Hope Center offers scholarships to women who decide to keep the child instead of having an abortion. To critics, that practice creates a scenario that financially incentivizes a woman to keep a pregnancy, and is akin to bribery.

The center is funded by Samaritan’s Purse, a Christian organization and a private foundation. The Hope Center receives taxpayer money from the N.C. budget, according to event organizers.

Prospective state house member Ben Massey was in attendance. He ran for election to the N.C. General Assembly but lost to incumbent Republican Ray Pickett in 2022. He plans on running for election again in 2024 and said that he would remain pro-choice, unlike recent Democrat-to-Republican Tricia Cotham, who switched parties this year to give Republicans a supermajority in the state.

Cotham spoke of her own abortion in a 2015 speech on the floor of the N.C. General Assembly saying, ‘My womb and uterus is not up for you political grab,” in an emotional speech. “This decision was up to me, my husband, my doctor and my God. It was not up to any of you in this chamber.”

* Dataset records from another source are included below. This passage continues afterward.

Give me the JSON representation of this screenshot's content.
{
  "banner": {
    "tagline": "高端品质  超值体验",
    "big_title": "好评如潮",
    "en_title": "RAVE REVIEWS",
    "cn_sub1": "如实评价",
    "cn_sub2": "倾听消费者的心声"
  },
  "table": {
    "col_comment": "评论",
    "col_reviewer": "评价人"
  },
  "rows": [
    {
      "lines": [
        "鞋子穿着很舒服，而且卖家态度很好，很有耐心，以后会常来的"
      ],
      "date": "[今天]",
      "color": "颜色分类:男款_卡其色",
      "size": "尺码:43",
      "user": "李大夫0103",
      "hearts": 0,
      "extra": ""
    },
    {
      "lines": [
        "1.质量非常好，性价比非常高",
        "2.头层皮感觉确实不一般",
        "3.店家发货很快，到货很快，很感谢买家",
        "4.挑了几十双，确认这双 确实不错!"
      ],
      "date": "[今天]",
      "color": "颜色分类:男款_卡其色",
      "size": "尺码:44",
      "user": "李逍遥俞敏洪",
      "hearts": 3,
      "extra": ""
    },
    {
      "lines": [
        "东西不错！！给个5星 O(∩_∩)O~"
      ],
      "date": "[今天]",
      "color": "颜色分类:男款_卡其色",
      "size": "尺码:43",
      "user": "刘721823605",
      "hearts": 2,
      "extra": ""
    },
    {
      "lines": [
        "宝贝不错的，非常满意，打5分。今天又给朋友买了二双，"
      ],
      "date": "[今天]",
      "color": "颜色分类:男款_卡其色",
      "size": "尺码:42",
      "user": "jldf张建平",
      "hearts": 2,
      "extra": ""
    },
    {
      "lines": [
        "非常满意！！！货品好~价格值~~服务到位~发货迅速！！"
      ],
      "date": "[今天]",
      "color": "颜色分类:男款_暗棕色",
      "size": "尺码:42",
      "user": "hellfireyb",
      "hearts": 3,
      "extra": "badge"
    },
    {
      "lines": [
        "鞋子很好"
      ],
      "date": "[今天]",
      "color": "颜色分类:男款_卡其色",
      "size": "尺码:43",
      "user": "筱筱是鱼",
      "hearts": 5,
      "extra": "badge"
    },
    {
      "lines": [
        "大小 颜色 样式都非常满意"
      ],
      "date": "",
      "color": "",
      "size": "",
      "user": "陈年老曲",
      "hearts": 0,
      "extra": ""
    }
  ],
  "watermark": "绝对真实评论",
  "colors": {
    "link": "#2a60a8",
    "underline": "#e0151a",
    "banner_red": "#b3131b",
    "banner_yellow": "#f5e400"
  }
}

Cotham voted in favor of SB 20 and is likely to vote in line with the Republican supermajority to override Cooper’s veto of the bill.

“It is baffling that these organizations like the Hope Center are allowed to exist,” event-attendee Laken Hamby said. “They lure pregnant people in under the guise of providing free, unbiased educational resources regarding abortion only to try to convince those vulnerable people to carry their pregnancy to term.”

Laken Hamby holds a sign she made for the rally. Photo by Taylor Pitt.

“They provide intentional misinformation to people seeking their services in order to further their own agenda. Crisis pregnancy centers often have strong ties to Christian religious groups, and they somehow still receive millions of dollars from taxpayers. It’s egregious.”

Many at the rally spoke of separation of church and state, which is in the United States Bill of Rights, as central to the issue of many crisis pregnancy centers, like Hope, receiving taxpayer money.

Speaking about SB 20, Cathy Kramer, another participant at the rally, said “It is absolute absurdity that the right to my own body can be stripped from me by the very people who are supposed to protect me. I’m attending the Hope Center protest to advocate for those who may be affected by SB 20 and to show my support for those who have been negatively impacted by mistreatment from crisis pregnancy centers.”